The Wrangell girls’ basketball team racked up a single win and two losses in Ketchikan this weekend at the Clarke Cochrane Holiday Classic.
“The tournament went well for a lot of my players,” said head coach Edna Abella-Nore. “For every girl except one, none of them had played at a big tournament before. There was a lot of nerves.”
The tournament opened Friday with a lopsided 53-11 loss to Chugiak. The team scored a single point through two quarters then added eight more in the third, including a 3-pointer by Wrangell baller Kaydee Howell and a field goal and two free-throws from Darian Meissner. Howell sank two free-throws in the fourth to tie Meissner atop the Lady Wolves’ scorers with five points apiece.
The Lady Mustangs would more than answer, scoring 15 points in the second quarter alone to seal a 32-1 lead at the half. Hannah Russel led the Lady Mustangs with 12 points, followed closely by Brandy Bookout with 10.
The score arose from a bit of a divisional mismatch, Abella-Nore said.

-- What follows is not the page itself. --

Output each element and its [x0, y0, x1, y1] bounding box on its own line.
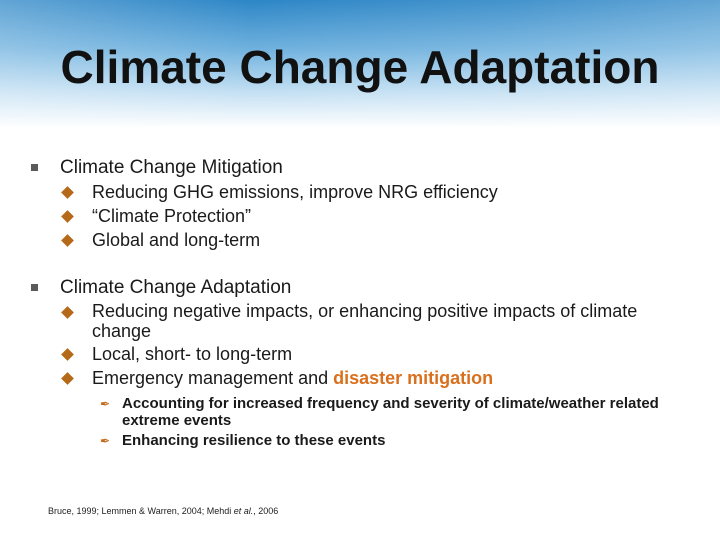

“Chugiak is a 4A school,” she said. “They have a great ball club. When you’re in a 2A school, this is talent you don’t really see that often. You could tell these girls have been playing since they were eight together.”
The Wrangell squad fared better against Craig Saturday.
Marsha McCay, who scored the single first-half Wolves point Friday from the line, led the Lady Wolves’ offense with 6 points from the field. McCay also shot four-for-seven from the line.
Meissner scored three from inside the arc, and added a single point from the line for 7 total.
Craig boasted two players with double-digit scoring totals, and led each quarter to the locker room with a 40-26 Lady Panther victory.
“Craig is a great ball club,” Abella-Nore said. “The big factor in that game: if all my girls had made their free-throws, we would have lost by only one point.”
The team collectively shot 8-for-23 from the line Saturday.
The Lady Wolves recorded the only Wrangell win of the tournament Sunday night against conference rivals Klawock.
“I think the girls really came through,” Abella-Nore said. “After our loss to Craig, I told them ‘You have to come into every game wanting to win.’ They went in that morning and they were determined to win. They were talking a lot more on defense, and attacking the basket as hard as they possibly could.”
Victory was never in doubt. The Lady Wolves led 21-8 at halftime, and tacked on 18 points in the second half to seal a 39-28 win. Senior Erica Smith overcame two games of scoreboard shyness to lead the Wrangell offense with nine points, six points scored from the field and three from the line. Kaydee Howell, Marsha McCay, and Taylor Bean each added six points – with Howell sinking another 3-pointer – and the Lady Wolves avoided last place.
Every red jersey on the court tallied a field goal.
“Everyone on the team scored a basket,” Abella-Nore said. “That’s what I want from them.”
More significant than the fact that the Wolves beat last place is the fact that the Lady Wolves managed to improve offensively over the course of the tournament.
At first, the team was “a little shy and intimidated,” Abella-Nore said. “What they realized as the tournament went on is that when they do attack the basket, they get to shoot free-throws.”
“The big thing was making our baskets,” she added.
The Lady Wolves will spend the next two weeks prepping for a tough defense against regional rivals Petersburg, Abella-Nore said.
“Something we need to work on: I know Petersburg runs a full-court press,” she said. “We just gotta make sure we convert those rebounds into points and be really good on the free-throw line.”
The Lady Wolves will play their annual alumni game 6 p.m. Friday in the High School gym. All alumni are welcome.
The Lady Wolves visit Petersburg Jan. 10 and 11 for their homecoming.